Pobrali się 1 stycznia 1962, w Nowy Rok. Śnieg sypał, zawierucha była. Dochowali się syna i córki oraz trojga wnuków. Poznali się w miejscu pracy – w ZEW-ie. Pracowali tam razem do emerytury. Ona znalazła miejsce w laboratorium i administracji, on był  dyspozytorem i mistrzem. – To jest sztuka, trzeba posługiwać się filozofią i psychologią, żeby wytrzymać. Udawać, że jest dobrze, gdy jest naprawdę źle. Idealnie nie było, ale wtedy byłoby za nudno. Gdybym mogła przeżyć życie jeszcze raz, to wybrałabym to samo – uśmiecha się małżonka.

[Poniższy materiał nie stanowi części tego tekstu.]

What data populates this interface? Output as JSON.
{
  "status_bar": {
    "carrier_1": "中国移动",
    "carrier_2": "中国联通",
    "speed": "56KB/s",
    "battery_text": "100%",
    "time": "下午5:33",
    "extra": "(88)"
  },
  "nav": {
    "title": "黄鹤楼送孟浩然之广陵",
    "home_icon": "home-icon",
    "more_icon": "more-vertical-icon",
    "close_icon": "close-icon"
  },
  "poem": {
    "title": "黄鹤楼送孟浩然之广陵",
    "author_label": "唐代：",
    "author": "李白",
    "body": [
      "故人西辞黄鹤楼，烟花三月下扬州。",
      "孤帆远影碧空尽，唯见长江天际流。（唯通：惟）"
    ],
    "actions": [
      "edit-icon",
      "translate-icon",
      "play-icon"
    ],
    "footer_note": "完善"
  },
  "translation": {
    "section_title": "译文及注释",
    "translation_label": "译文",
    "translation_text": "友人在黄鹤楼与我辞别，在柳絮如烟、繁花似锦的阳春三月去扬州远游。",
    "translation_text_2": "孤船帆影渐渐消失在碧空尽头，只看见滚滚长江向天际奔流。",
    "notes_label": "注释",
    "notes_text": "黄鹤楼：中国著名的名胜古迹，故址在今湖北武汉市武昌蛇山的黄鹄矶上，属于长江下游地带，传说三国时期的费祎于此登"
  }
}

Paulina (72) i Marian (74) Kawalcowie

Ślub był 2 czerwca 1962 roku, nie pamiętają jaki to był dzień tygodnia, ale pogoda była względna. Żona pracowała w cukrowni, mąż przeniósł się do Raciborza z Gliwic, podjął pracę w zakładach betoniarskich. Później zatrudnił się w Rafako i zrobił studia na politechnice. Tej parze urodziło się dwoje dzieci, mają czwórkę wnuków. Ona pochodzi ze Wschodu, on z Kielecczyzny. – Nie ma sensu się kłócić, trzeba iść na ugodę w spornych sytuacjach. Więcej wybaczać i ustępować – oto recepta, więcej nic nie trzeba – uważają jubilaci.